Vapor-Liquid Equilibrium (VLE) Measurement at Rareytec

Most published VLE data come from traditional dynamic recirculation stills or static equilibrium cells.

• Dynamic recirculation stills operate at constant pressure, producing mostly isobaric data that mix temperature and composition effects. They require significant operator experience, large sample volumes, and are prone to issues like foaming or unsteady boiling—especially with viscous or wide-boiling mixtures.
• Static (synthetic) cells (Van Ness method) need thorough degassing and leak-free equipment. They yield P-x data at fixed temperature, from which K-factors are derived via model fitting. However, they provide little information on heavy-component vapor concentrations in wide-boiling systems and become unreliable at higher pressures without specialized sampling and GC analysis.

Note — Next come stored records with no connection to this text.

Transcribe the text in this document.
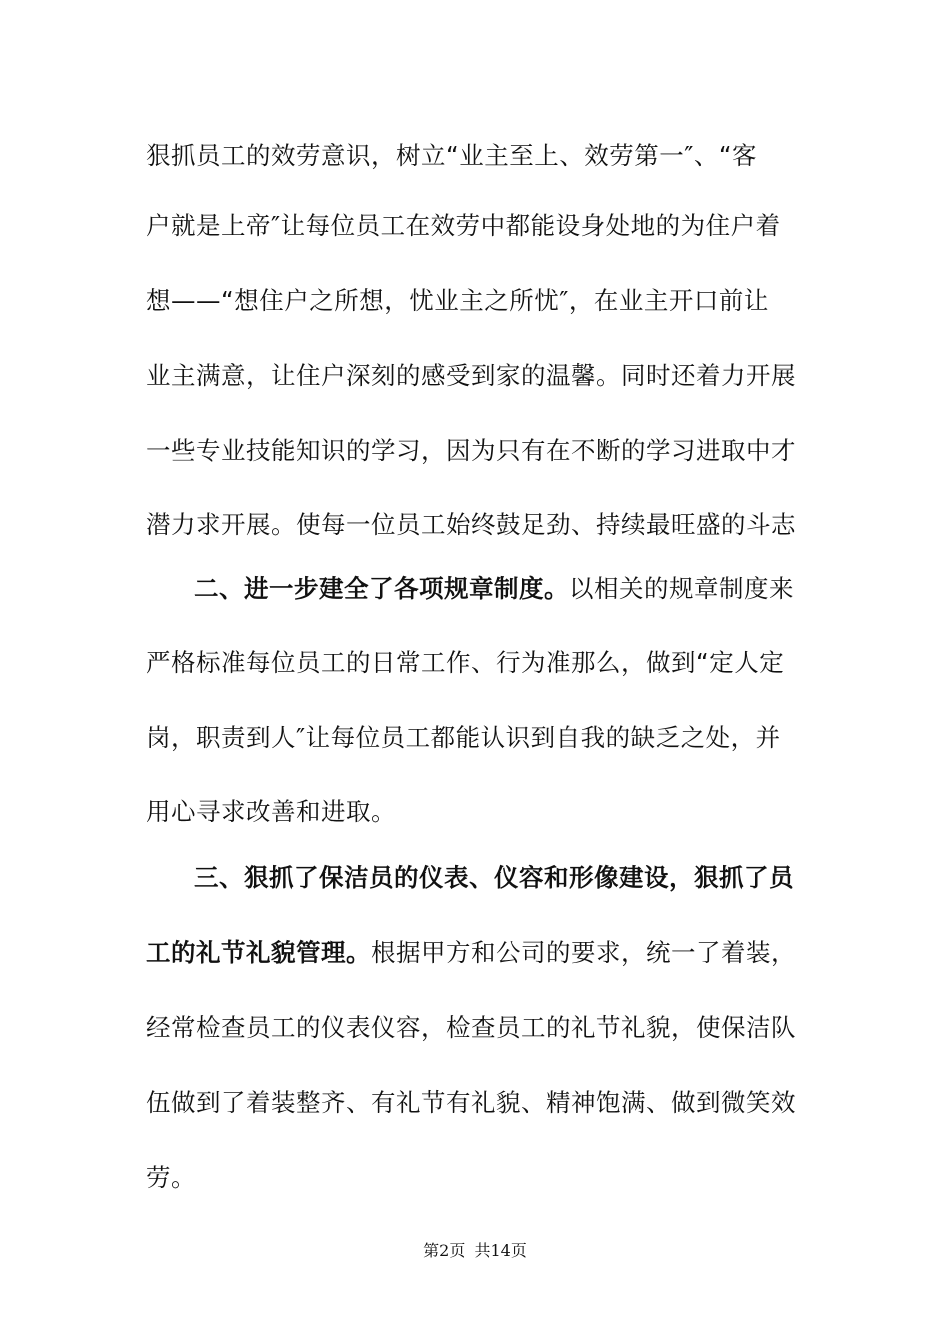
狠抓员工的效劳意识，树立“业主至上、效劳第一″、“客
户就是上帝″让每位员工在效劳中都能设身处地的为住户着
想——“想住户之所想，忧业主之所忧″，在业主开口前让
业主满意，让住户深刻的感受到家的温馨。同时还着力开展
一些专业技能知识的学习，因为只有在不断的学习进取中才
潜力求开展。使每一位员工始终鼓足劲、持续最旺盛的斗志
二、进一步建全了各项规章制度。以相关的规章制度来
严格标准每位员工的日常工作、行为准那么，做到“定人定
岗，职责到人″让每位员工都能认识到自我的缺乏之处，并
用心寻求改善和进取。
三、狠抓了保洁员的仪表、仪容和形像建设，狠抓了员
工的礼节礼貌管理。根据甲方和公司的要求，统一了着装，
经常检查员工的仪表仪容，检查员工的礼节礼貌，使保洁队
伍做到了着装整齐、有礼节有礼貌、精神饱满、做到微笑效
劳。
第2页 共14页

Looking for a faster, low-sample-volume alternative, we evaluated headspace gas chromatography (HS-GC). Synthetic mixtures are prepared in sealed vials, equilibrated at target temperature with shaking, and the vapor phase (“headspace”) is sampled and analyzed by GC to directly obtain y-compositions—giving xyT data sets.

Commercial HS-GC systems are rarely used for precise VLE because of condensation risks and potential loss of heavy components in sampling lines.

Rareytec’s Optimized HS-GC System

We developed a custom headspace thermostat that:

• Liquid-thermostats the vial bottoms while superheating the upper section with air to eliminate condensation.
• Uses mixture-specific septa (including gold-plated aluminum and stainless steel) to prevent absorption or leakage.
• Employs a superheated syringe for sampling.

Liquid composition is verified before and after each run in cooled vials—close to the known synthetic total composition. This serves as:

• Stability check (detects leakage or degradation).
• Built-in calibration points for GC area-to-mass ratios.

Vials contain PTFE static mixer baffles and are shaken during equilibration. Each of 12 vials is analyzed three times in a single automated GC run (36 injections in 30–60 min). Multiple isotherms for one mixture are typically completed in 1–2 days.

This approach delivers rapid, reliable xyT data with minimal sample quantities and high reproducibility.

We gratefully acknowledge the generous support of Aj. Wiroon Tanthapanichakoon (Charles), CEO of Global R&D, who provided the gas chromatograph, gases, and engineering assistance, and Prof. Panarat Rattanaphanee of Suranaree University of Technology.

We performed a number of test measurements, that will be published in the scientific literature.

Methanol – Ethanol – simple nearly ideal mixture

Hexane – Ethanol – non-ideal mixture where one component is an isomer-cut

In all cases, samples are analyzed in a single GC run to save time. Each of the 12 sample is injected 3 times. Any trend in the 3 measurements would point to possible non-equilibrium state in the cell. Technical hexane is a mixture of 5 different isomers, so in this case the resulting GC contains 216 component peaks:

Methanol – DMF – wide boiling mixture

The data generally agree well with the results of common estimation methods except for the case of methanol – DMF, where no literature data are available for the k-factor of DMF in this temperature range.